Spoiler! :
Three days had passed, slowly, but they had passed. Exhaustion had begun to set in, worming it's way under my skin. I sheltered myself in an old, blown out drainage outlet. It harbored no feeling of embrace from it's miserable concrete walls, but it would be the closest thing to home I would feel for some time.
German shepherds barked off in the distance making me jump in my tattered clothes. The bodies of the fallen surrounded me with eyes frosted open, fixated on me. Steam still rolled off the pile, like startled wraiths vanishing into the night. Guilt laid on their sorrowful eyes, not from the sins of being soldiers, but the creation of dying in shame.
Another hound barked, chasing ghosts back into the shadows. I was certain I would not make it from the hellish ditch, getting shot in the back trying to climb my way out. I could see myself frozen like the rest, immortalized in my last dire moments. I shook the thoughts and focused my mind on staying warm, the night air was just as cold and merciless as my pursuers.
I climbed from my hole in the wall and descended, slipping once on a loose arm. A chill traveled down my limbs, goosing up my skin and creating a static numbness on my fingertips. A light snow had begun to fall, reminding me that it was the wrong time to be squeamish. When I had finally made it to the bottom of the ravine I immediately went amongst the dead. Winter had locked in the stench of this war crime but had done nothing for how foul the air had felt. A heavy sense of urgency had laid about me as I meticulously began to strip the mass grave of anything warm.
I feared finding another living soul in the heap. I could not bare being clutched at from the grave, I had no thoughts on how to help a dying man. Each body I turned over made the idea less realistic as I relieved the dead platoon of their field coats. Every article warmth brought with it a small struggle, wrenching frozen arms to impossible angles.
A thick branch snapped at the head of the ravine just out of sight. My heart leapt in such a way that I could not breathe. I donned one of the jackets, my shaky hands seemed to take eternities, and I fell amongst the fallen. Heavy foot steps crunched in the snow somewhere at the edge of the barren, winter woods. In my last few moments before I thought to be shot to death, I pulled the closest bodies over me in hopes that the dead would help to defend me. Instead of gunfire, a melancholy wail filled my ears. It was a cascade of moans coming from the edge of the forest, and with it a familiarity. The slow mournful note was like a whale song drifting through the hull of a ship. Not the same, but I had heard it before.
I watched from my dreadful cover as the horror came down the hill, slender and pale. Terrified, I couldn't look away as it moved towards the corpse pile with such grace, as if it were dancing. It was a hairless visage of a man with an empty face. It made up for that with a wide fixed grin filled with jagged teeth. No more than a few meters away, a thick odor of rot washed off the horrifying thing's immaculate skin, filling the ravine.
It passed through the ditch, stopping to touch and graze the bodies with long, boney claws before lurching onward.
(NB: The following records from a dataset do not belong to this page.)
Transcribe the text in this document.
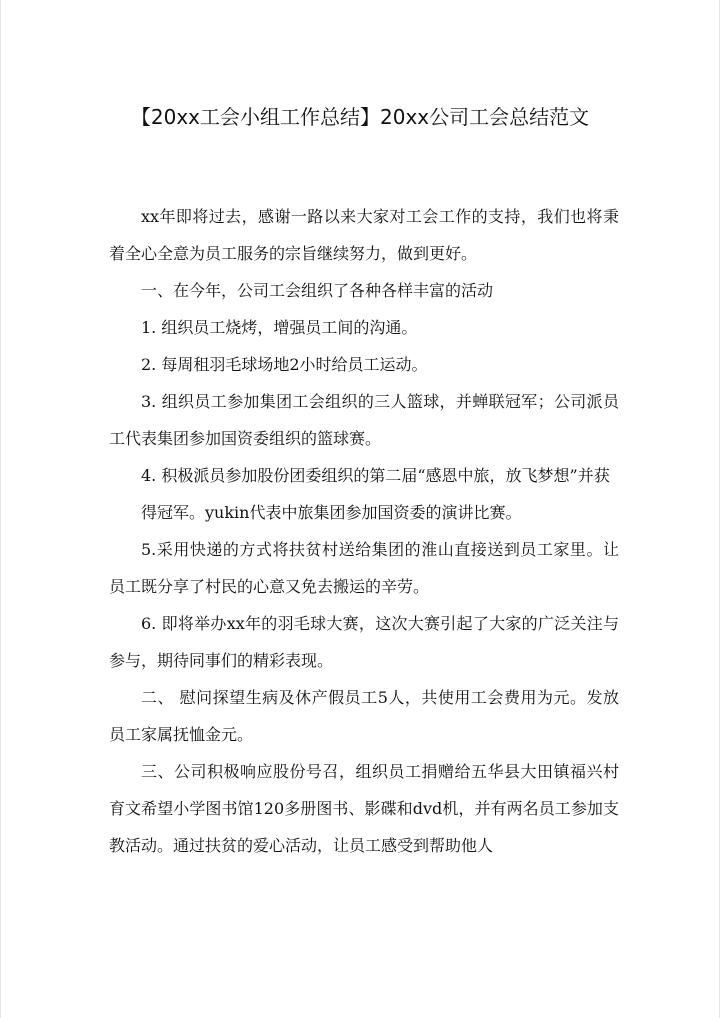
【20xx工会小组工作总结】20xx公司工会总结范文

xx年即将过去，感谢一路以来大家对工会工作的支持，我们也将秉着全心全意为员工服务的宗旨继续努力，做到更好。

一、在今年，公司工会组织了各种各样丰富的活动

1. 组织员工烧烤，增强员工间的沟通。

2. 每周租羽毛球场地2小时给员工运动。

3. 组织员工参加集团工会组织的三人篮球，并蝉联冠军；公司派员工代表集团参加国资委组织的篮球赛。

4. 积极派员参加股份团委组织的第二届“感恩中旅，放飞梦想”并获

得冠军。yukin代表中旅集团参加国资委的演讲比赛。

5.采用快递的方式将扶贫村送给集团的淮山直接送到员工家里。让员工既分享了村民的心意又免去搬运的辛劳。

6. 即将举办xx年的羽毛球大赛，这次大赛引起了大家的广泛关注与参与，期待同事们的精彩表现。

二、 慰问探望生病及休产假员工5人，共使用工会费用为元。发放员工家属抚恤金元。

三、公司积极响应股份号召，组织员工捐赠给五华县大田镇福兴村育文希望小学图书馆120多册图书、影碟和dvd机，并有两名员工参加支教活动。通过扶贫的爱心活动，让员工感受到帮助他人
It's touch lingered on one body, a body very close to mine, before it let out another long, mournful cry. My mind filled with decades of despair but I could do nothing to cover my ears.
It began to dig into the man, slinging gore into the fresh snow. I spent what felt like hours watching and listening as bone, organ, and skin was sadistically pulled way. The thing ripped out what looked like the man liver, handling it gently, feeling it as if for defects.
It's grin grew bigger as it caressed it's new treasure. The thing moved on, its jolty, shaky movement seemed almost choreographed. It reached the edge of the drain pipe, and silently pulled itself into the darkness. Once it was far from earshot, I took off through the woods, my captors now the furthest thing in my mind.